Sherif Mansour 2017 Bio & Why Me?
Based in London, UK, I have been an OWASP member for 7 years and I lead the OWASP London chapter. I have worked in Information Security for 13 years, and hold an MSc in Information Security from the Royal Holloway College University of London. Twitter: Kerberosmansour | Linkedin
Board Level Experience
As a chairman and company secretary of a private UK company, I possess over 6 years board experience.
During this time I have helped to shape the company strategy. Taking an active role in the review of the annual returns and accounts, and running the AGMs has given me a comprehensive understanding of the business. Holding a certificate in Company Direction from the Institute of Directors (IoD) gives me valuable certification and experience in this area. I am currently on the path to becoming a Chartered Company Director.
OWASP Community Experience
Building on my community organization experience, I take the role of chapter leader of the OWASP London and Royal Holloway Information Security Alumni Group.
OWASP London have an engaged community and effective marketing strategy. In 2016, we hosted more events than any other chapter, which are typically fully booked within 24 hours.
I'm also an active volunteer for a children's charity cancer hospital in Egypt, where I established a relationship between the hospital and the child's play foundation to donate toys on an annual basis.
Taking an active lead with OWASP ZAP Product Management, I seconded an intern who contributed automation code for ZAP to run in a CI/CD pipeline(see link).
I’ve worked in large tech & finance companies and led the software security program for Expedia Inc. These roles have provided me both product and project management experience, as a scrum (Agile) product owner, in global cybersecurity teams.

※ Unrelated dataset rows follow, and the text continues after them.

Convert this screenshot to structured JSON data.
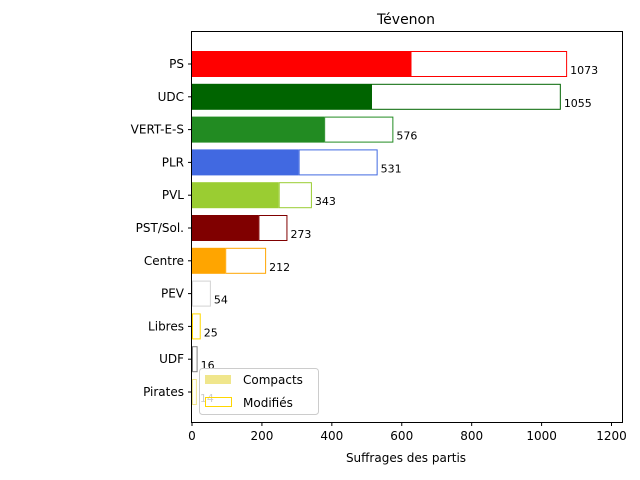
{
  "chart_data": {
    "type": "bar",
    "orientation": "horizontal",
    "title": "Tévenon",
    "xlabel": "Suffrages des partis",
    "ylabel": "",
    "xlim": [
      0,
      1230
    ],
    "x_ticks": [
      0,
      200,
      400,
      600,
      800,
      1000,
      1200
    ],
    "grid": false,
    "legend_position": "bottom-left",
    "categories": [
      "PS",
      "UDC",
      "VERT-E-S",
      "PLR",
      "PVL",
      "PST/Sol.",
      "Centre",
      "PEV",
      "Libres",
      "UDF",
      "Pirates"
    ],
    "colors": [
      "#ff0000",
      "#006400",
      "#228b22",
      "#4169e1",
      "#9acd32",
      "#800000",
      "#ffa500",
      "#d3d3d3",
      "#ffd700",
      "#808080",
      "#f0e68c"
    ],
    "series": [
      {
        "name": "Compacts",
        "values": [
          625,
          512,
          378,
          305,
          248,
          190,
          95,
          0,
          0,
          0,
          0
        ]
      },
      {
        "name": "Modifiés",
        "values": [
          448,
          543,
          198,
          226,
          95,
          83,
          117,
          54,
          25,
          16,
          14
        ]
      }
    ],
    "totals": [
      1073,
      1055,
      576,
      531,
      343,
      273,
      212,
      54,
      25,
      16,
      14
    ],
    "legend": [
      {
        "label": "Compacts",
        "style": "filled",
        "color": "#f0e68c"
      },
      {
        "label": "Modifiés",
        "style": "outline",
        "color": "#ffd700"
      }
    ]
  }
}
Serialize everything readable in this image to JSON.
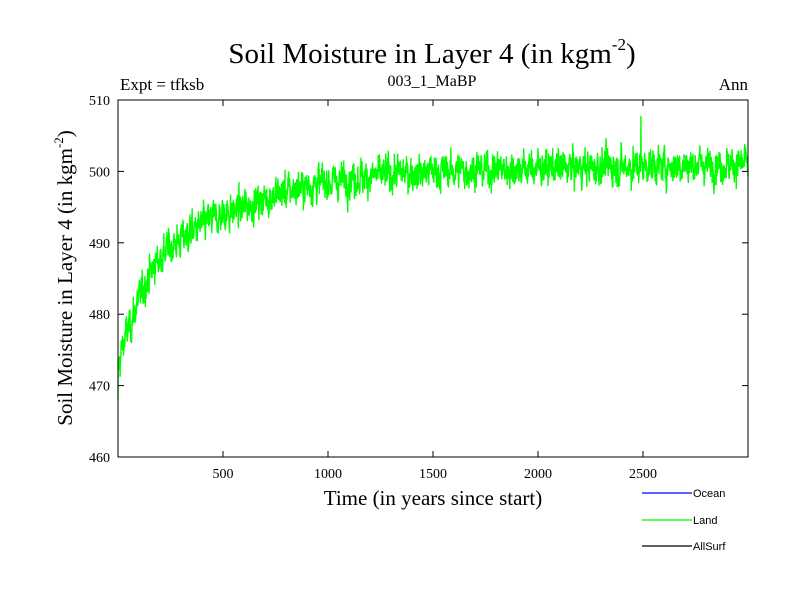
{
  "chart_data": {
    "type": "line",
    "title_main": "Soil Moisture in Layer 4 (in kgm",
    "title_sup": "-2",
    "title_close": ")",
    "subtitle_left": "Expt = tfksb",
    "subtitle_center": "003_1_MaBP",
    "subtitle_right": "Ann",
    "xlabel": "Time (in years since start)",
    "ylabel_main": "Soil Moisture in Layer 4 (in kgm",
    "ylabel_sup": "-2",
    "ylabel_close": ")",
    "xlim": [
      0,
      3000
    ],
    "ylim": [
      460,
      510
    ],
    "x_ticks": [
      500,
      1000,
      1500,
      2000,
      2500
    ],
    "y_ticks": [
      460,
      470,
      480,
      490,
      500,
      510
    ],
    "x_tick_labels": [
      "500",
      "1000",
      "1500",
      "2000",
      "2500"
    ],
    "y_tick_labels": [
      "460",
      "470",
      "480",
      "490",
      "500",
      "510"
    ],
    "series": [
      {
        "name": "Land",
        "color": "#00ff00",
        "x": [
          0,
          25,
          50,
          75,
          100,
          125,
          150,
          175,
          200,
          250,
          300,
          350,
          400,
          450,
          500,
          550,
          600,
          650,
          700,
          750,
          800,
          850,
          900,
          950,
          1000,
          1100,
          1200,
          1300,
          1400,
          1500,
          1600,
          1700,
          1800,
          1900,
          2000,
          2100,
          2200,
          2300,
          2400,
          2500,
          2600,
          2700,
          2800,
          2900,
          3000
        ],
        "values": [
          472,
          476,
          478,
          480,
          482,
          484,
          485.5,
          487,
          488,
          489.5,
          490.5,
          491.5,
          492.5,
          493.2,
          494,
          494.5,
          495,
          495.6,
          496.2,
          496.7,
          497.2,
          497.6,
          498,
          498.3,
          498.5,
          499,
          499.3,
          499.6,
          499.8,
          500,
          500.1,
          500.2,
          500.3,
          500.4,
          500.5,
          500.5,
          500.6,
          500.6,
          500.7,
          500.8,
          500.8,
          500.9,
          501,
          501,
          501
        ],
        "noise_amplitude": 2.3,
        "notable_points": {
          "min": [
            0,
            468
          ],
          "max": [
            2490,
            507.7
          ]
        }
      },
      {
        "name": "Ocean",
        "color": "#0000ff",
        "values": []
      },
      {
        "name": "AllSurf",
        "color": "#000000",
        "values": []
      }
    ],
    "legend": [
      {
        "label": "Ocean",
        "color": "#0000ff"
      },
      {
        "label": "Land",
        "color": "#00ff00"
      },
      {
        "label": "AllSurf",
        "color": "#000000"
      }
    ],
    "legend_position": "bottom-right"
  }
}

During my time as an AppSec engineer, I discovered several undisclosed security vulnerabilities in third-party enterprise software.

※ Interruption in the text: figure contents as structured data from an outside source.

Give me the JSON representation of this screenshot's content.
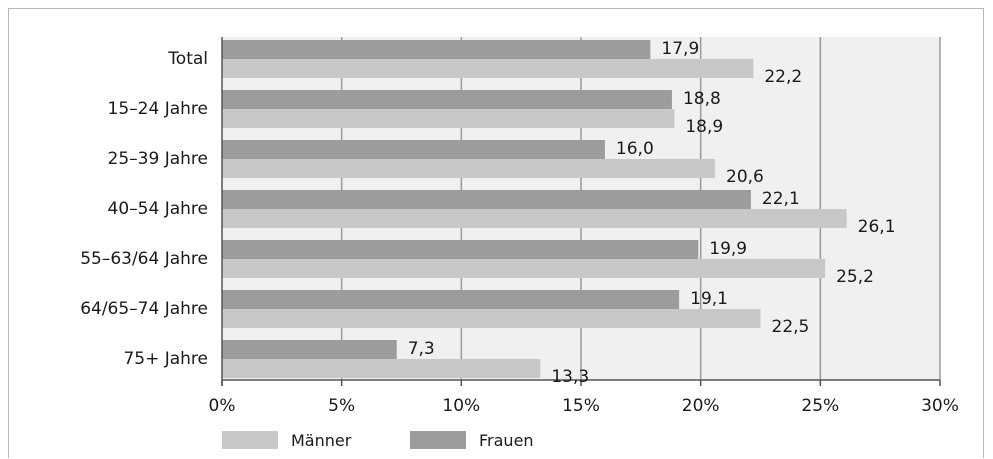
{
  "chart_data": {
    "type": "bar",
    "orientation": "horizontal",
    "categories": [
      "Total",
      "15–24 Jahre",
      "25–39 Jahre",
      "40–54 Jahre",
      "55–63/64 Jahre",
      "64/65–74 Jahre",
      "75+ Jahre"
    ],
    "series": [
      {
        "name": "Frauen",
        "color": "#9c9c9c",
        "values": [
          17.9,
          18.8,
          16.0,
          22.1,
          19.9,
          19.1,
          7.3
        ],
        "labels": [
          "17,9",
          "18,8",
          "16,0",
          "22,1",
          "19,9",
          "19,1",
          "7,3"
        ]
      },
      {
        "name": "Männer",
        "color": "#c8c8c8",
        "values": [
          22.2,
          18.9,
          20.6,
          26.1,
          25.2,
          22.5,
          13.3
        ],
        "labels": [
          "22,2",
          "18,9",
          "20,6",
          "26,1",
          "25,2",
          "22,5",
          "13,3"
        ]
      }
    ],
    "xlim": [
      0,
      30
    ],
    "xticks": [
      0,
      5,
      10,
      15,
      20,
      25,
      30
    ],
    "xtick_labels": [
      "0%",
      "5%",
      "10%",
      "15%",
      "20%",
      "25%",
      "30%"
    ],
    "grid": true,
    "legend": {
      "position": "bottom-left",
      "order": [
        "Männer",
        "Frauen"
      ]
    },
    "colors": {
      "plot_background": "#f0f0f0",
      "gridline": "#9a9a9a",
      "axis": "#555555"
    }
  }
}
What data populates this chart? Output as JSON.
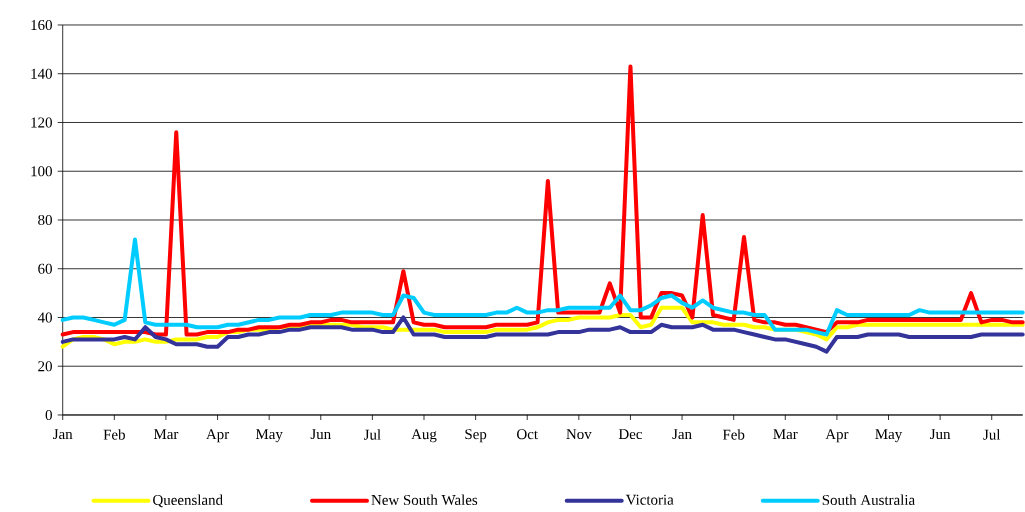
{
  "chart_data": {
    "type": "line",
    "ylim": [
      0,
      160
    ],
    "categories": [
      "Jan",
      null,
      null,
      null,
      null,
      "Feb",
      null,
      null,
      null,
      null,
      "Mar",
      null,
      null,
      null,
      null,
      "Apr",
      null,
      null,
      null,
      null,
      "May",
      null,
      null,
      null,
      null,
      "Jun",
      null,
      null,
      null,
      null,
      "Jul",
      null,
      null,
      null,
      null,
      "Aug",
      null,
      null,
      null,
      null,
      "Sep",
      null,
      null,
      null,
      null,
      "Oct",
      null,
      null,
      null,
      null,
      "Nov",
      null,
      null,
      null,
      null,
      "Dec",
      null,
      null,
      null,
      null,
      "Jan",
      null,
      null,
      null,
      null,
      "Feb",
      null,
      null,
      null,
      null,
      "Mar",
      null,
      null,
      null,
      null,
      "Apr",
      null,
      null,
      null,
      null,
      "May",
      null,
      null,
      null,
      null,
      "Jun",
      null,
      null,
      null,
      null,
      "Jul",
      null,
      null,
      null
    ],
    "yticks": [
      0,
      20,
      40,
      60,
      80,
      100,
      120,
      140,
      160
    ],
    "grid": "y",
    "legend": "bottom",
    "series": [
      {
        "name": "Queensland",
        "color": "#ffff00",
        "values": [
          28,
          31,
          32,
          32,
          31,
          29,
          30,
          30,
          31,
          30,
          30,
          31,
          31,
          31,
          32,
          32,
          34,
          34,
          35,
          35,
          35,
          36,
          36,
          36,
          37,
          37,
          37,
          37,
          37,
          36,
          36,
          36,
          35,
          35,
          35,
          35,
          35,
          34,
          34,
          34,
          34,
          34,
          35,
          35,
          35,
          35,
          36,
          38,
          39,
          39,
          40,
          40,
          40,
          40,
          41,
          41,
          36,
          37,
          44,
          44,
          44,
          38,
          38,
          38,
          37,
          37,
          37,
          36,
          36,
          35,
          null,
          35,
          34,
          33,
          31,
          36,
          36,
          37,
          37,
          37,
          37,
          37,
          37,
          37,
          37,
          37,
          37,
          37,
          37,
          37,
          37,
          37,
          37,
          37
        ]
      },
      {
        "name": "New South Wales",
        "color": "#ff0000",
        "values": [
          33,
          34,
          34,
          34,
          34,
          34,
          34,
          34,
          34,
          33,
          33,
          116,
          33,
          33,
          34,
          34,
          34,
          35,
          35,
          36,
          36,
          36,
          37,
          37,
          38,
          38,
          39,
          39,
          38,
          38,
          38,
          38,
          38,
          59,
          38,
          37,
          37,
          36,
          36,
          36,
          36,
          36,
          37,
          37,
          37,
          37,
          38,
          96,
          42,
          42,
          42,
          42,
          42,
          54,
          42,
          143,
          40,
          40,
          50,
          50,
          49,
          40,
          82,
          41,
          40,
          39,
          73,
          39,
          38,
          38,
          37,
          37,
          36,
          35,
          34,
          38,
          38,
          38,
          39,
          39,
          39,
          39,
          39,
          39,
          39,
          39,
          39,
          39,
          50,
          38,
          39,
          39,
          38,
          38
        ]
      },
      {
        "name": "Victoria",
        "color": "#333399",
        "values": [
          30,
          31,
          31,
          31,
          31,
          31,
          32,
          31,
          36,
          32,
          31,
          29,
          29,
          29,
          28,
          28,
          32,
          32,
          33,
          33,
          34,
          34,
          35,
          35,
          36,
          36,
          36,
          36,
          35,
          35,
          35,
          34,
          34,
          40,
          33,
          33,
          33,
          32,
          32,
          32,
          32,
          32,
          33,
          33,
          33,
          33,
          33,
          33,
          34,
          34,
          34,
          35,
          35,
          35,
          36,
          34,
          34,
          34,
          37,
          36,
          36,
          36,
          37,
          35,
          35,
          35,
          34,
          33,
          32,
          31,
          31,
          30,
          29,
          28,
          26,
          32,
          32,
          32,
          33,
          33,
          33,
          33,
          32,
          32,
          32,
          32,
          32,
          32,
          32,
          33,
          33,
          33,
          33,
          33
        ]
      },
      {
        "name": "South Australia",
        "color": "#00ccff",
        "values": [
          39,
          40,
          40,
          39,
          38,
          37,
          39,
          72,
          38,
          37,
          37,
          37,
          37,
          36,
          36,
          36,
          37,
          37,
          38,
          39,
          39,
          40,
          40,
          40,
          41,
          41,
          41,
          42,
          42,
          42,
          42,
          41,
          41,
          49,
          48,
          42,
          41,
          41,
          41,
          41,
          41,
          41,
          42,
          42,
          44,
          42,
          42,
          43,
          43,
          44,
          44,
          44,
          44,
          44,
          49,
          43,
          43,
          45,
          48,
          49,
          46,
          44,
          47,
          44,
          43,
          42,
          42,
          41,
          41,
          35,
          35,
          35,
          35,
          34,
          33,
          43,
          41,
          41,
          41,
          41,
          41,
          41,
          41,
          43,
          42,
          42,
          42,
          42,
          42,
          42,
          42,
          42,
          42,
          42
        ]
      }
    ]
  }
}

To date, Microsoft http://technet.microsoft.com/en-us/security/cc308575#0610(June 2010) and SAP http://scn.sap.com/docs/DOC-8218 (April 2012) have acknowledged my security research work and both companies have listed my work on their websites.
I am also one of two authors of the CIS hardening benchmarks for Apache Tomcat 7 & 8
I would like to be elected to the Global OWASP Board because I am passionate about OWASP, its community and believe I could be useful at the board level.

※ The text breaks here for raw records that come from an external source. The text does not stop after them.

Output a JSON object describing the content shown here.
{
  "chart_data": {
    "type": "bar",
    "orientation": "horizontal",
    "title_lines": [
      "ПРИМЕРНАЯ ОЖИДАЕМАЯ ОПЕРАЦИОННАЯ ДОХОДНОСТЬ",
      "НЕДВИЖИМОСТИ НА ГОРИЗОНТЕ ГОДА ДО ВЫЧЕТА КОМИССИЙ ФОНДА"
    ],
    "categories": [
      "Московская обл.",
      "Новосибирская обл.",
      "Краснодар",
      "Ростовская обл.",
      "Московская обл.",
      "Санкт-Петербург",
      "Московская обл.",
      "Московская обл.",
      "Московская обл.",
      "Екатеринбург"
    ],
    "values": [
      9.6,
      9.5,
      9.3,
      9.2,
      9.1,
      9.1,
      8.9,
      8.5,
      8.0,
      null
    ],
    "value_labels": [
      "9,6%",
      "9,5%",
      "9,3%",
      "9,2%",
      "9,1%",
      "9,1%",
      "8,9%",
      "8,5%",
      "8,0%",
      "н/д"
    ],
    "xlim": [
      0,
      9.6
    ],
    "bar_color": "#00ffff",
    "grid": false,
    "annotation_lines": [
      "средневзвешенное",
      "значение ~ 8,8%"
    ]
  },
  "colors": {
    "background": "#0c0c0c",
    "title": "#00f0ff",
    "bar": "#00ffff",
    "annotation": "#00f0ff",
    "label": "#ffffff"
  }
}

I would like to bring my board level experience as well as my experience of running one of OWASP's largest chapters and working with various projects to help shape and improve the organisation.
At the London OWASP Chapter a lot of our success is due to listening to our community. This feedback has influenced the talks we put on and led to the hackathon to teach developers how to write security code, and our video record of talks so our community can watch the events even if they missed them or want to listen to a specific part again.
We were one of two principal donors to the OWASP Summit (which helped get the project off the ground). This was an inspiring community effort that resulted in many tangible outcomes including updates to best practices and OWASP Software.
All of this was due to engaging the community and giving them what they want. I want to continue doing that to help OWASP globally and not just in London.
Video: A Thank You from The National Museum of Computing at Bletchley Park
Last year as part of OWASP London I along with a with a few others, helped out with The UK Cyber Security Challenge Extended Project Qualification (EPQ). EPQ provides university credits, much like SATs or AP credits in the US, but specifically for cyber security.
This is an initiative to encourage and reward young people's interest in Infosec and hopefully encourage them to pursue a career in the subject. In 2017 59 have passed and they celebrated their graduation on September the 5th.
Video: Endorsement from ISSA-UK President
ISSA UK President, Gabe Chomic gave me a surprise endorsement for OWASP board during September's OWASP London Chapter meeting.